Pek sevmiyorum bu adlandırmayı. Çünkü baharı seviyorum. Arap’ı
da severim. Gerekirse şarabı da içerim. Yalnız bugün kıştan çıkıp bahar
geldiğine inan(dırıl)an zihinlerin, 2-3 yıl içinde son baharlarından çıkıp kışa
gittiğini göreceğine inandığım için hem Araplar hem de (ilk)bahar adına
üzülmekteyim içten içe. Umarım yanılırım. Sadece Araplar’ın değil, tüm ulusların
kendi kendini yönetebildiği, yaban ellerin sahte baharlarında çürümediği gelecekleri
de yaşayabiliriz bir gün İnşallah…
Yazı iyiden iyiye sübjektiflik kıtasına geçmeden, köprüden
önceki son çıkışta futbol semtine döneyim. Teleskobumuzun “objektif”
ayarlarıyla ince ince oynayarak Kuzey Afrika’ya odaklanalım.
Matthew Barrett’ın,
footballspeak.com’da yayınlanan analizinde ilginç sonuçlar ortaya çıkmış. 2011’de kaynamaya başlayan Tunus, Libya,
Sudan, Fas ve Cezayir’in iç sorunlarını “çözdükten” sonra Ulusal Takım bazında
daha iyi sonuçlar aldığını görüyoruz.

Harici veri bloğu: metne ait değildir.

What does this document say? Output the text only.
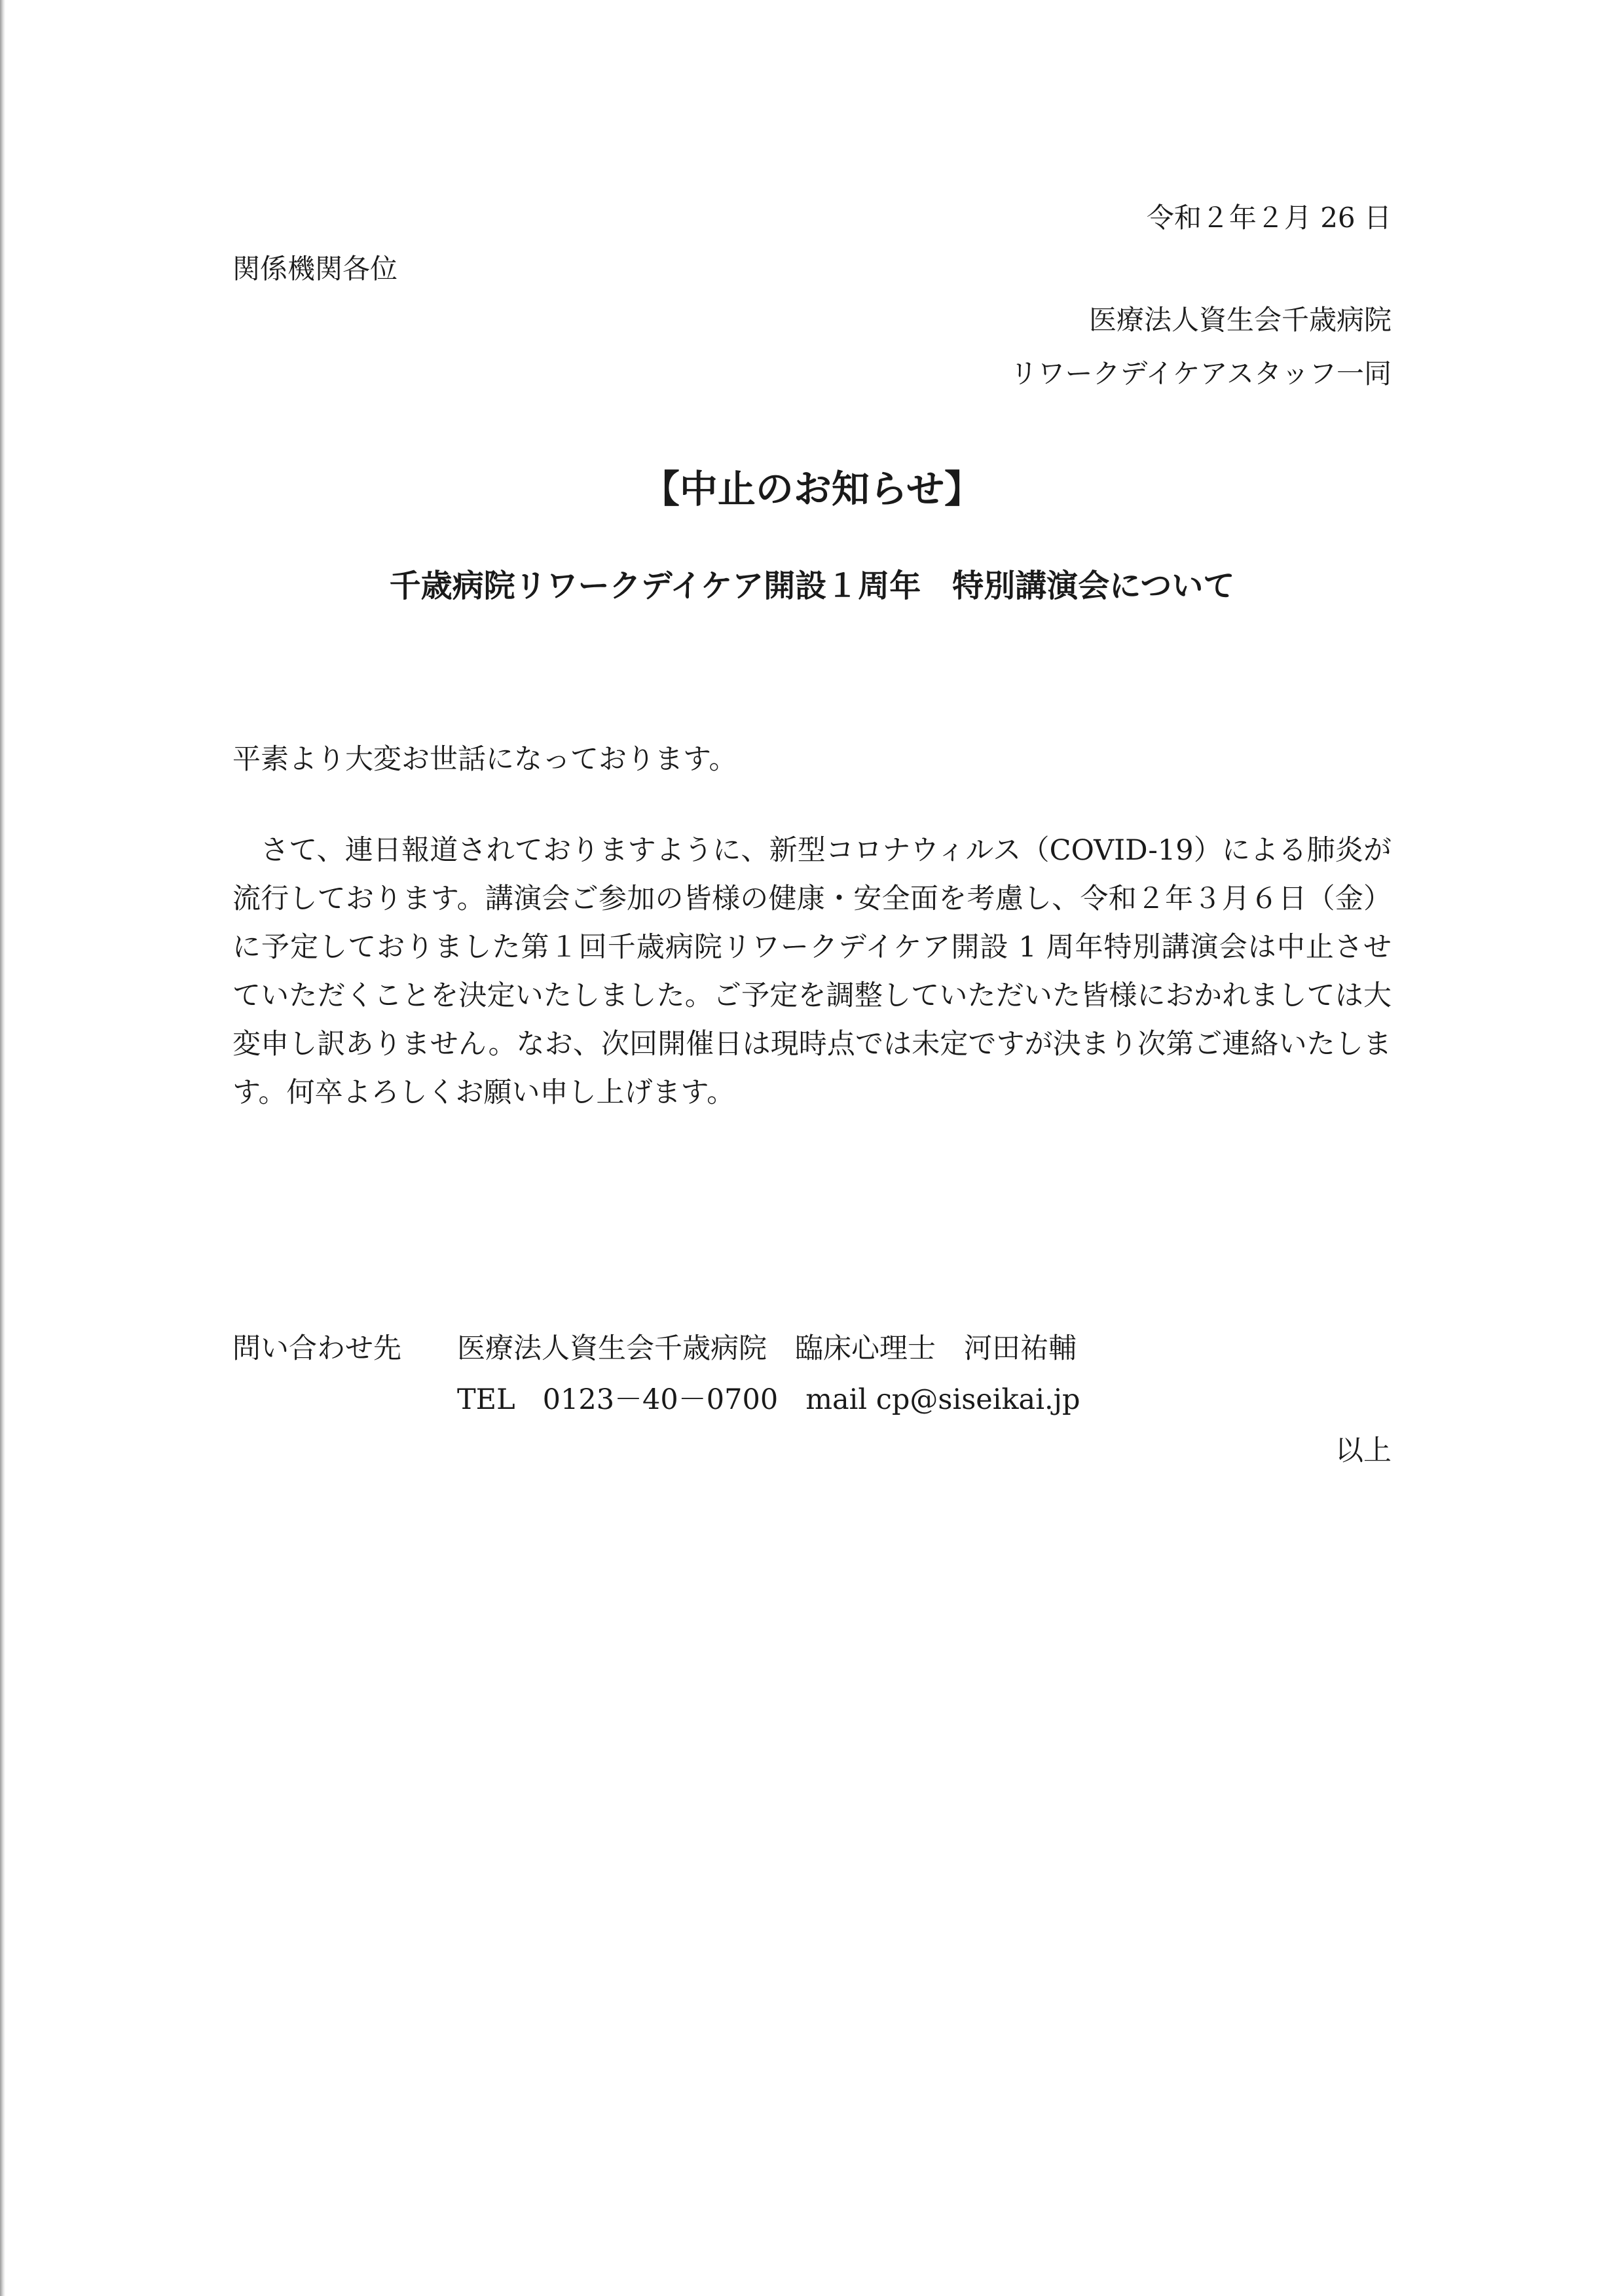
令和２年２月 26 日
関係機関各位
医療法人資生会千歳病院
リワークデイケアスタッフ一同
【中止のお知らせ】
千歳病院リワークデイケア開設１周年　特別講演会について
平素より大変お世話になっております。
さて、連日報道されておりますように、新型コロナウィルス（COVID-19）による肺炎が流行しております。講演会ご参加の皆様の健康・安全面を考慮し、令和２年３月６日（金）に予定しておりました第１回千歳病院リワークデイケア開設 1 周年特別講演会は中止させていただくことを決定いたしました。ご予定を調整していただいた皆様におかれましては大変申し訳ありません。なお、次回開催日は現時点では未定ですが決まり次第ご連絡いたします。何卒よろしくお願い申し上げます。
問い合わせ先 医療法人資生会千歳病院　臨床心理士　河田祐輔
TEL 0123－40－0700 mail cp@siseikai.jp
以上
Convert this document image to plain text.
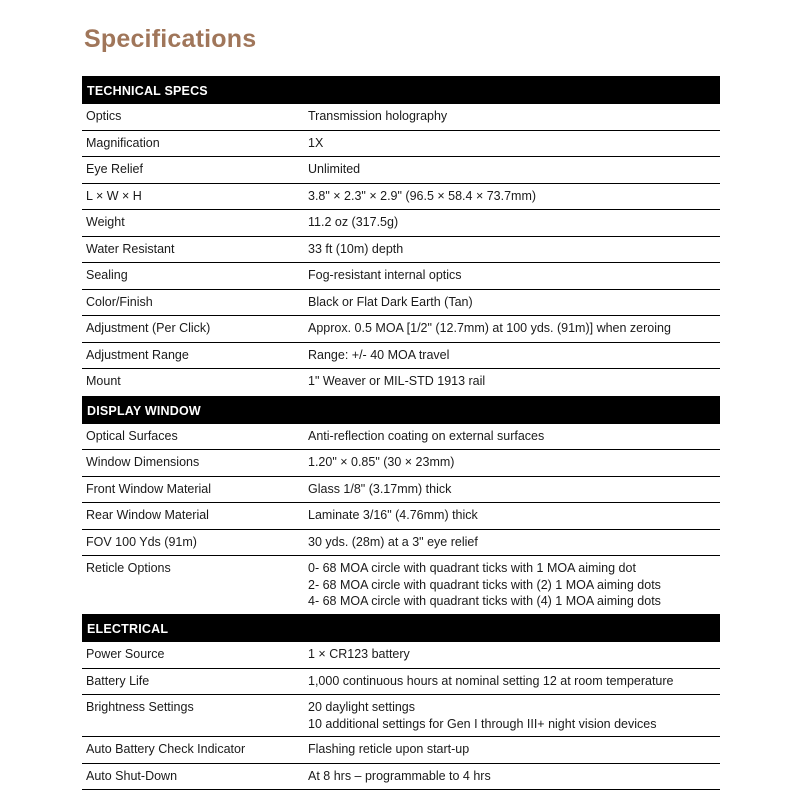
Specifications
TECHNICAL SPECS
Optics	Transmission holography
Magnification	1X
Eye Relief	Unlimited
L × W × H	3.8" × 2.3" × 2.9" (96.5 × 58.4 × 73.7mm)
Weight	11.2 oz (317.5g)
Water Resistant	33 ft (10m) depth
Sealing	Fog-resistant internal optics
Color/Finish	Black or Flat Dark Earth (Tan)
Adjustment (Per Click)	Approx. 0.5 MOA [1/2" (12.7mm) at 100 yds. (91m)] when zeroing
Adjustment Range	Range: +/- 40 MOA travel
Mount	1" Weaver or MIL-STD 1913 rail
DISPLAY WINDOW
Optical Surfaces	Anti-reflection coating on external surfaces
Window Dimensions	1.20" × 0.85" (30 × 23mm)
Front Window Material	Glass 1/8" (3.17mm) thick
Rear Window Material	Laminate 3/16" (4.76mm) thick
FOV 100 Yds (91m)	30 yds. (28m) at a 3" eye relief
Reticle Options	0- 68 MOA circle with quadrant ticks with 1 MOA aiming dot
2- 68 MOA circle with quadrant ticks with (2) 1 MOA aiming dots
4- 68 MOA circle with quadrant ticks with (4) 1 MOA aiming dots
ELECTRICAL
Power Source	1 × CR123 battery
Battery Life	1,000 continuous hours at nominal setting 12 at room temperature
Brightness Settings	20 daylight settings
10 additional settings for Gen I through III+ night vision devices
Auto Battery Check Indicator	Flashing reticle upon start-up
Auto Shut-Down	At 8 hrs – programmable to 4 hrs
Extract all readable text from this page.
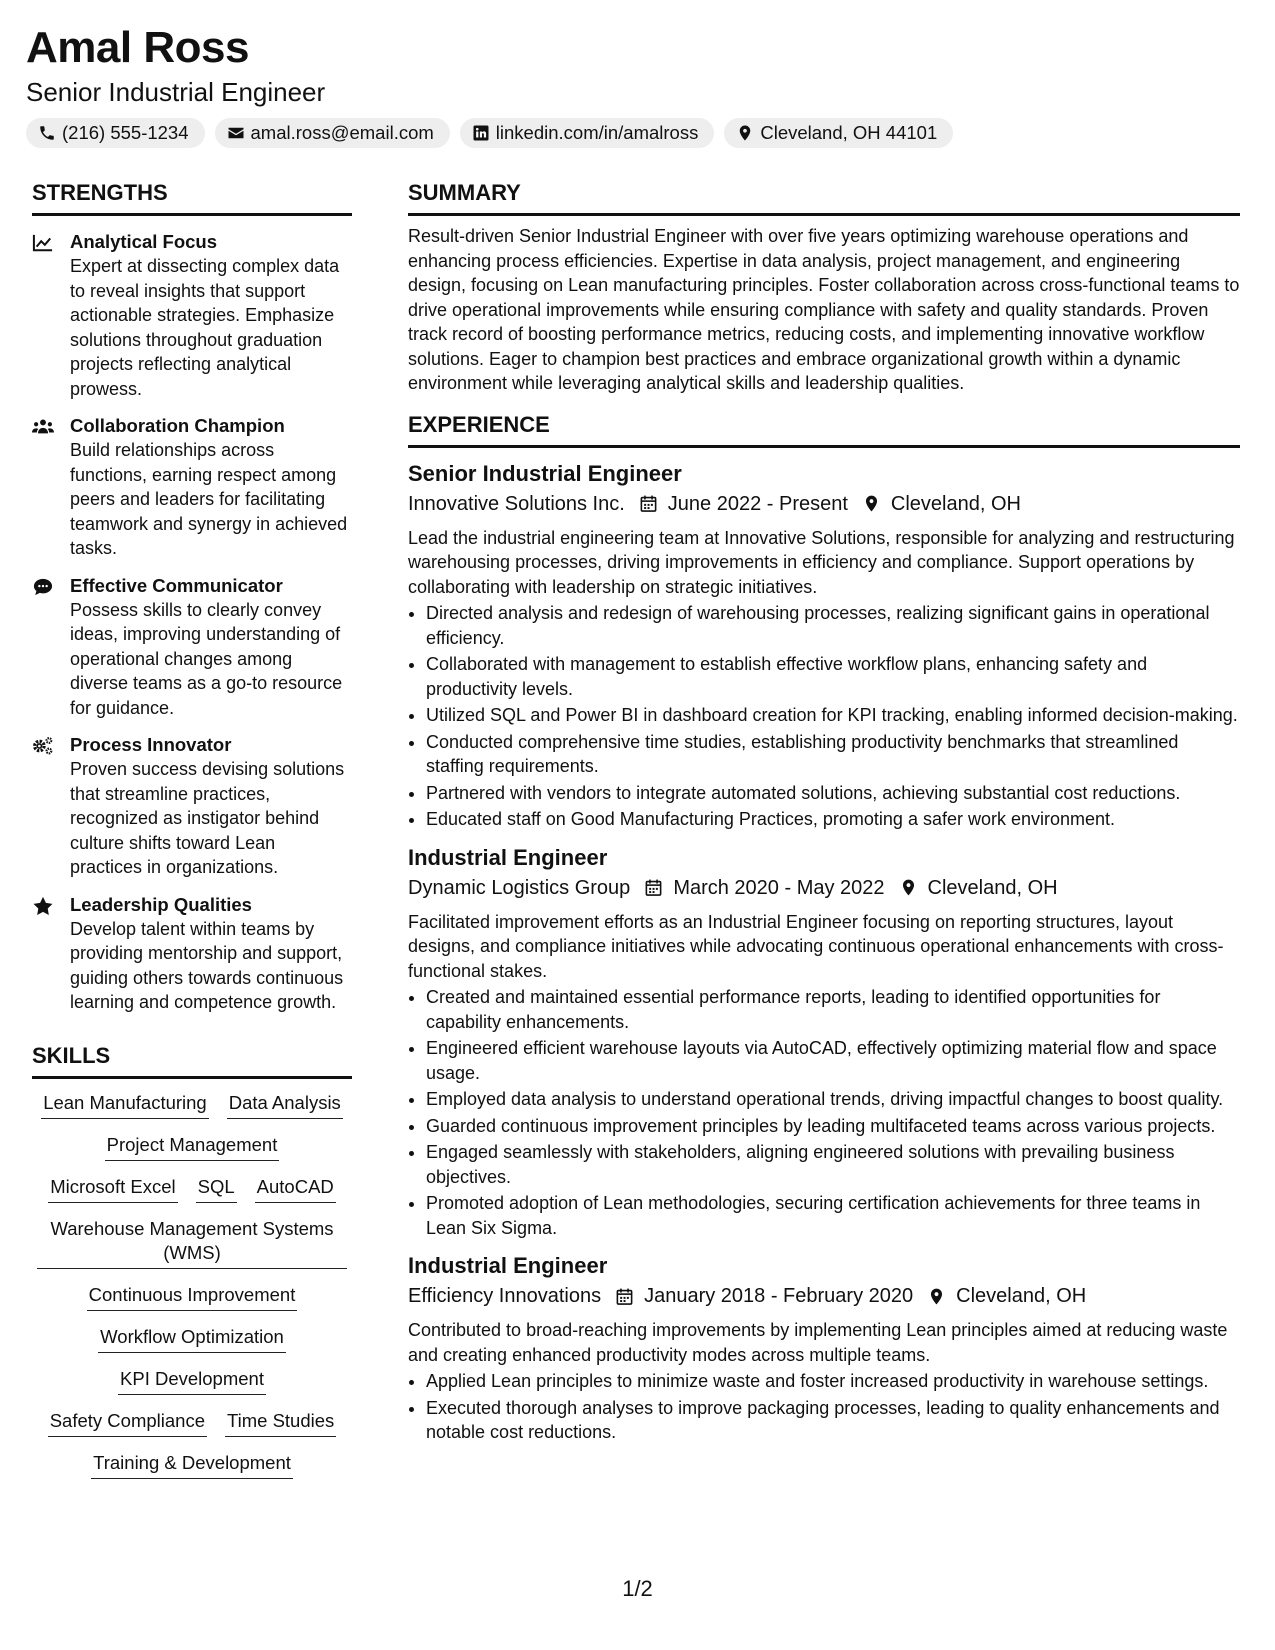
Amal Ross
Senior Industrial Engineer
(216) 555-1234	amal.ross@email.com	linkedin.com/in/amalross	Cleveland, OH 44101
STRENGTHS
Analytical Focus

Expert at dissecting complex data to reveal insights that support actionable strategies. Emphasize solutions throughout graduation projects reflecting analytical prowess.

Collaboration Champion

Build relationships across functions, earning respect among peers and leaders for facilitating teamwork and synergy in achieved tasks.

Effective Communicator

Possess skills to clearly convey ideas, improving understanding of operational changes among diverse teams as a go-to resource for guidance.

Process Innovator

Proven success devising solutions that streamline practices, recognized as instigator behind culture shifts toward Lean practices in organizations.

Leadership Qualities

Develop talent within teams by providing mentorship and support, guiding others towards continuous learning and competence growth.

SKILLS
Lean Manufacturing Data Analysis
Project Management
Microsoft Excel SQL AutoCAD
Warehouse Management Systems (WMS)
Continuous Improvement
Workflow Optimization
KPI Development
Safety Compliance Time Studies
Training & Development
SUMMARY

Result-driven Senior Industrial Engineer with over five years optimizing warehouse operations and enhancing process efficiencies. Expertise in data analysis, project management, and engineering design, focusing on Lean manufacturing principles. Foster collaboration across cross-functional teams to drive operational improvements while ensuring compliance with safety and quality standards. Proven track record of boosting performance metrics, reducing costs, and implementing innovative workflow solutions. Eager to champion best practices and embrace organizational growth within a dynamic environment while leveraging analytical skills and leadership qualities.

EXPERIENCE
Senior Industrial Engineer
Innovative Solutions Inc. June 2022 - Present Cleveland, OH

Lead the industrial engineering team at Innovative Solutions, responsible for analyzing and restructuring warehousing processes, driving improvements in efficiency and compliance. Support operations by collaborating with leadership on strategic initiatives.

• Directed analysis and redesign of warehousing processes, realizing significant gains in operational efficiency.
• Collaborated with management to establish effective workflow plans, enhancing safety and productivity levels.
• Utilized SQL and Power BI in dashboard creation for KPI tracking, enabling informed decision-making.
• Conducted comprehensive time studies, establishing productivity benchmarks that streamlined staffing requirements.
• Partnered with vendors to integrate automated solutions, achieving substantial cost reductions.
• Educated staff on Good Manufacturing Practices, promoting a safer work environment.
Industrial Engineer
Dynamic Logistics Group March 2020 - May 2022 Cleveland, OH

Facilitated improvement efforts as an Industrial Engineer focusing on reporting structures, layout designs, and compliance initiatives while advocating continuous operational enhancements with cross-functional stakes.

• Created and maintained essential performance reports, leading to identified opportunities for capability enhancements.
• Engineered efficient warehouse layouts via AutoCAD, effectively optimizing material flow and space usage.
• Employed data analysis to understand operational trends, driving impactful changes to boost quality.
• Guarded continuous improvement principles by leading multifaceted teams across various projects.
• Engaged seamlessly with stakeholders, aligning engineered solutions with prevailing business objectives.
• Promoted adoption of Lean methodologies, securing certification achievements for three teams in Lean Six Sigma.
Industrial Engineer
Efficiency Innovations January 2018 - February 2020 Cleveland, OH

Contributed to broad-reaching improvements by implementing Lean principles aimed at reducing waste and creating enhanced productivity modes across multiple teams.

• Applied Lean principles to minimize waste and foster increased productivity in warehouse settings.
• Executed thorough analyses to improve packaging processes, leading to quality enhancements and notable cost reductions.
1/2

Hatta Sudan, 2010 yılında Güney meselesinden
kafasını kaldırdıktan sonra diyagramda neredeyse dik bir doğruyla
göstereceğimiz bir çıkış yakalamış
Tabloyu kelimelere ufalayalım biraz.
6 Ulusal Takım; 53 maçta 87 gol kaydetmiş. Bu; maç başına
1.64 Pektemek. %45 galibiyet oranıyla ortalama bir performansları var. Ayaklanmalardan
önceki yılda ise 60 maçta 79 gol (maç başına 1.32 gol) ve %33’lük bir galibiyet
oranı var.
Libya, Cezayir, Mısır, Tunus gibi ülkelerde futbolun
yasaklandığı dönemde dahi bu artış görülmüş. Stadyumlarda başlayan devrimlere
aşinayız zaten. Taraftarların sloganları, futbolcuların gol sevinçleri dahi bir
başkaldırıya dönünce yasaklar başlamış. Tabii bu yayılan ateşi durduramamış.
Uyku Tulumları uyandırma servisi olurken, futbolcular, teknik direktörler de
ülke liderlerini artık bir “baba” figür olarak görmemeye başlamışlar.
Lideri ülkeye eşitleyen denklemler parçalanmış ilkin. Libya
kalecisi Samir Abbud, Afrika 2012’ye gitmeyi hak kazandıkları Zambia maçından
sonra “Bu galibiyet 1 kişi için değil,
tüm ulusumuz içindir. Devrimimiz içindir” röportajıyla simge olmuş
ülkesinde.
Cezayir stadyumlarında rahatsız tezahüratlar çınlamaya
başladıktan sonra Ulusal Takım ardarda 3 galibiyet almış. Oyuncular bu
performans artışını “Çok acılar çektik.
Zor günler bizi daha güçlü yaptı. Sahada sadece futbol yoktu, biz vardık artık,
tüm Cezayir. 1 kişi için değil, 1 ülke için oynadık!” şeklinde yorumlamışlar.
1.25 gol ortalaması ile oynayan Cezayir, bahar döneminde 1.75’e çıkarmış bu
oranı.
En iyi çıkış (ya da en güçlü etki diyebiliriz bakış açısına
göre) Sudan’da görülmüş. 1 yıl önceki 1.13 gol, %25 galibiyet ile bugünkü 1.79
gol %53 galibiyet arasında Klimanjarolar var.
Futbol öylesine güzel ki; kendi yarattığı ilhamla ulusları
yeşertip, ulusların heyecanıyla kendini besleyerek yine uluslara mutluluk
verebiliyor.
Arapların mutlak gerçek, saf bir baharı var mı bilemem ama
futbollarında açan çiçeklerin kokusunu buralardan duyuyoruz.